A team of Russian scientists have uncovered fossils of a giant fish with buzzsaw teeth that is thought to be the ancestor of modern-day chimaeras also kown as ghost sharks or ratfish. Researchers made the discovery this summer in a coal mine in the city of Saratov.

According to Alexander Ivanov, who led the research, the finding belongs to the members of Helicoprionidae family, commonly known as Helicoprion and dates to 300 million years ago.

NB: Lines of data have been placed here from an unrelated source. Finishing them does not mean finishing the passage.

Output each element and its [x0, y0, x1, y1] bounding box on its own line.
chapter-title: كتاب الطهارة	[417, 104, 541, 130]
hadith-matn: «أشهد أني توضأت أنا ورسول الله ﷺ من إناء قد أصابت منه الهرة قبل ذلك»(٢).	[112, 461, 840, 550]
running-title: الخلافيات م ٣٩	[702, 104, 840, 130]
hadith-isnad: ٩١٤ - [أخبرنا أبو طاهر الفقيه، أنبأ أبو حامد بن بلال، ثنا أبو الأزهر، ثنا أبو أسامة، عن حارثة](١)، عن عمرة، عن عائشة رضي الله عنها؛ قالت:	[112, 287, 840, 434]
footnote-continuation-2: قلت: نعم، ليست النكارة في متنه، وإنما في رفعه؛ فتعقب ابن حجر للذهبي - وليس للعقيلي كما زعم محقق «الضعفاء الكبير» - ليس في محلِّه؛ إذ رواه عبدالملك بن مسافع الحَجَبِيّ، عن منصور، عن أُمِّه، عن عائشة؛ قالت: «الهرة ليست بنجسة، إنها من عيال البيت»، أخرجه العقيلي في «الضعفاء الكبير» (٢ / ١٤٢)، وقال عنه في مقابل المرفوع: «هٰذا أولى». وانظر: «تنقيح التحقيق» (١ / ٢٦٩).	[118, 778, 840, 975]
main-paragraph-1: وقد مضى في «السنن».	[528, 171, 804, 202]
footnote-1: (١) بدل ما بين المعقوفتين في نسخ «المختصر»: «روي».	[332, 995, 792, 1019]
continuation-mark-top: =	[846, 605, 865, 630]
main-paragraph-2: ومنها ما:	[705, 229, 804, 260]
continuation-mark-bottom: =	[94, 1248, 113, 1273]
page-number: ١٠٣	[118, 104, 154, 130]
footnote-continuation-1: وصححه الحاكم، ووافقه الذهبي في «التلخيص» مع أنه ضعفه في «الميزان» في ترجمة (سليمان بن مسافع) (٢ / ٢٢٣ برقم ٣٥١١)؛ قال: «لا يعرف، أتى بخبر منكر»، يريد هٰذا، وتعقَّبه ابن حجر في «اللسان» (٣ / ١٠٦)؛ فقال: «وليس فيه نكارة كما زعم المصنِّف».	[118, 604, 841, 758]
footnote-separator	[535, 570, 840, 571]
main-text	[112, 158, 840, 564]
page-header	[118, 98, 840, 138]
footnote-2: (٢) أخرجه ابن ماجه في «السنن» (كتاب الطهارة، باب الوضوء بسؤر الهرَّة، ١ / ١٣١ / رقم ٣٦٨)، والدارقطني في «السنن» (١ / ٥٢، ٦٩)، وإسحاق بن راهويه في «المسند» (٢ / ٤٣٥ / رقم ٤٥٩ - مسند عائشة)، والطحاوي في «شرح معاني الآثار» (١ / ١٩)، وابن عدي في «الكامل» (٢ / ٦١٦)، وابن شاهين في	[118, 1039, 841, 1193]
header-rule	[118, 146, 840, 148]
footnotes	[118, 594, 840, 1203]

Scientists think these creatures, which look like modern-day sharks, reached impressive sizes with the biggest one estimated to be seven and a half metres long. But one feature of the fish left scientists scratching their heads – its buzzsaw teeth with an average size estimated to be 25 centimetres in diameter. First they thought that this whorl of teeth couldn’t fit in the fish’s mouth and was likely to be found in other places. Alexander Karpinsky who first described Helicoprion portrayed it with a spiral of teeth on its upper jaw, while other researchers placed them on the lower jaw, on its back and even on its tail. Researchers also argued how the creature used the buzzsaw teeth to attack and chew its prey, with some scientists suggesting that the jaw was flexible and Helicoprion used it as a whip.

In 2013, using state of art scanners, Professor Leif Tapanila, of Idaho State University and his colleagues created a 3D reconstruction of Helicoprion.

​Scientists came to the conclusion that the spiral of teeth grew inside the lower jaw and as the jaw closed the whorl rotated the teeth backwards similar to what a buzzsaw does. Taking into account the fact that the teeth were well preserved, scientists assumed that Helicoprion ate soft-bodied creatures like shrimp or pre-historic squid.

Scientists also concluded that the fish is more closely related to chimaeras like ratfish than sharks, although both species have cartilage instead of bones, which is why their fossils do not preserve well.

In Krasnoufimsk, where the Helicoprion was first discovered it became an unofficial paleontological symbol, which earned it a place on a commemorative coin issued in 2014.